COLIN SEMPER, who died on Maundy Thursday, was a brilliant and much-loved radio broadcaster, a big-hearted jovial priest whose soft Lincolnshire voice belied a passionate energy for communicating God.
I met him when I joined the BBC in 1972. He was then much involved in the Radio 4 Sunday programme, which he helped to devise, having trained himself in radio journalism by an attachment to The World at One. I arrived as a research assistant with my theology degree and somewhat elitist principles. He was a well-established populist, whose only academic distinction was to have been awarded a rare Fourth at Oxford. I found him terrifying.
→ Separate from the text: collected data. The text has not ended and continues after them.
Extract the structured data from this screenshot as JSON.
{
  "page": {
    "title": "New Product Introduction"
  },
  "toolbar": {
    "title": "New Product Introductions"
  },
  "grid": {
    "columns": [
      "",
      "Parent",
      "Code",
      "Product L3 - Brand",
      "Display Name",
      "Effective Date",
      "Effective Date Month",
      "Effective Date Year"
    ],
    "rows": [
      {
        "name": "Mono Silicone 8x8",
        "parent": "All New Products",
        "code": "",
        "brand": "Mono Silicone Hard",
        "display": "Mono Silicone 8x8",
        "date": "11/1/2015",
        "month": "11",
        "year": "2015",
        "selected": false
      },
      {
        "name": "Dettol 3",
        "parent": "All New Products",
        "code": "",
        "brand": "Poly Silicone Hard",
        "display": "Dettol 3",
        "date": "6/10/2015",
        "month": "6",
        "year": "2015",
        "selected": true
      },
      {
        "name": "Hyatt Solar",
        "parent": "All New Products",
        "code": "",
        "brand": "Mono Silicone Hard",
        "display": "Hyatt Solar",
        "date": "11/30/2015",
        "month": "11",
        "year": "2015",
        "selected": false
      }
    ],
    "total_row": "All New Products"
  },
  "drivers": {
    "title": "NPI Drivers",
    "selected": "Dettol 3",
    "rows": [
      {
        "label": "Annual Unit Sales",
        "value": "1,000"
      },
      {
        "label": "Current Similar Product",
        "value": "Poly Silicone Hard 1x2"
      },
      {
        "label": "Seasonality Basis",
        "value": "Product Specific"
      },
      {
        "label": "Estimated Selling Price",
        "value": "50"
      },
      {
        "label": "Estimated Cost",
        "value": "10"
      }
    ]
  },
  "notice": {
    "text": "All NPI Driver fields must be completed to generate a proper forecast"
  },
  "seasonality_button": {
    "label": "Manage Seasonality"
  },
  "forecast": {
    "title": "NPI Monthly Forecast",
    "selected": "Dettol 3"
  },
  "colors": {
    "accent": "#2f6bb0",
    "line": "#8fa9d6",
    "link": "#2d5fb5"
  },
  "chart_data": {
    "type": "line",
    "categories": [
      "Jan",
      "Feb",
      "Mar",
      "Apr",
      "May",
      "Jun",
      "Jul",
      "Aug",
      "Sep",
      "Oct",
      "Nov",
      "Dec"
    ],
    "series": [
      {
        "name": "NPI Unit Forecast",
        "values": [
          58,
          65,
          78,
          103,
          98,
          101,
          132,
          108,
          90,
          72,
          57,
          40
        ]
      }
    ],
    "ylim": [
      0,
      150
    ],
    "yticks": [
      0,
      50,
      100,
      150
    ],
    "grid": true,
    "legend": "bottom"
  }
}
He found me, a young female straight from Cambridge who was not a secretary, a specimen from an alien world.
But, after a few flurries of misunderstanding and a number of gin and tonics after my first series failed catastrophically, we got on all right (though I remember him saying that I did not do journalism well, a remark that left me trying to do it better for the next 50 years).
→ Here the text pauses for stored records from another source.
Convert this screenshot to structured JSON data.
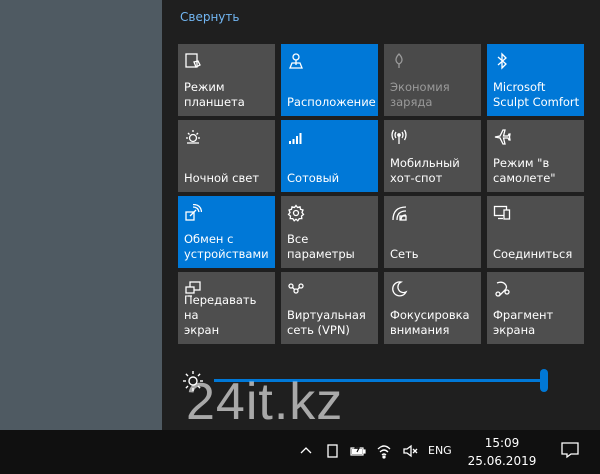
{
  "action_center": {
    "collapse_label": "Свернуть",
    "tiles": [
      {
        "label": "Режим\nпланшета",
        "icon": "tablet-mode-icon",
        "state": "off"
      },
      {
        "label": "Расположение",
        "icon": "location-icon",
        "state": "on"
      },
      {
        "label": "Экономия\nзаряда",
        "icon": "battery-saver-icon",
        "state": "disabled"
      },
      {
        "label": "Microsoft\nSculpt Comfort",
        "icon": "bluetooth-icon",
        "state": "on"
      },
      {
        "label": "Ночной свет",
        "icon": "night-light-icon",
        "state": "off"
      },
      {
        "label": "Сотовый",
        "icon": "cellular-icon",
        "state": "on"
      },
      {
        "label": "Мобильный\nхот-спот",
        "icon": "mobile-hotspot-icon",
        "state": "off"
      },
      {
        "label": "Режим \"в\nсамолете\"",
        "icon": "airplane-icon",
        "state": "off"
      },
      {
        "label": "Обмен с\nустройствами",
        "icon": "nearby-sharing-icon",
        "state": "on"
      },
      {
        "label": "Все\nпараметры",
        "icon": "gear-icon",
        "state": "off"
      },
      {
        "label": "Сеть",
        "icon": "network-icon",
        "state": "off"
      },
      {
        "label": "Соединиться",
        "icon": "connect-icon",
        "state": "off"
      },
      {
        "label": "Передавать на\nэкран",
        "icon": "project-icon",
        "state": "off"
      },
      {
        "label": "Виртуальная\nсеть (VPN)",
        "icon": "vpn-icon",
        "state": "off"
      },
      {
        "label": "Фокусировка\nвнимания",
        "icon": "focus-assist-icon",
        "state": "off"
      },
      {
        "label": "Фрагмент\nэкрана",
        "icon": "screen-snip-icon",
        "state": "off"
      }
    ],
    "brightness": {
      "icon": "brightness-icon",
      "level": 1.0
    }
  },
  "watermark": "24it.kz",
  "taskbar": {
    "tray_icons": [
      "chevron-up-icon",
      "tablet-icon",
      "battery-charging-icon",
      "wifi-icon",
      "volume-muted-icon"
    ],
    "language": "ENG",
    "time": "15:09",
    "date": "25.06.2019",
    "notification_icon": "notification-icon"
  },
  "colors": {
    "accent": "#0078d7",
    "tile_off": "#4e4e4e",
    "panel": "#1f1f1f",
    "link": "#72b6f2"
  }
}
No one could have mistaken Colin for an intellectual, but he was extremely able — not only in the practice of broadcasting, but in the politics of it, and in the practical project management that enabled him, after he left the BBC, to bring much needed change to Coventry Cathedral, where he served as Provost, and to Westminster Abbey. There was nothing churchy about Colin, and it was impossible to define his churchmanship. He was simply bigger than any attempt to categorise him.
He was not ambitious in a careerist way, but only in the sense of being ambitious for the gospel. He did not do deference. He could storm into the offices of the great and the good and demand a hearing for his latest idea. He once, notoriously, excused himself from a vital office meeting to attend a test match. He was often seen in the BBC Club drinking and smoking heartily. Unlike many today, he had an appetite for risk. It was typical of him that, being overcome with chest pain while taking part in a Daily Service, he managed to complete the programme, before collapsing with a heart attack.
When the Jimmy Savile scandal broke, Colin was mortified. He had worked with Savile, and helped ghost-write his book God’ll Fix It, in 1979. In 2016, clearly in ill-health and hesitant in his speech, Colin recorded a heart-rending apology on YouTube, acknowledging that he should have realised more fully what was going on.
I like to remember him as he was in his prime: big, fearless, in love with life and the God of life. It is good that we are more cautious today, but it would be better if we still had fierce, gentle lions among the clergy.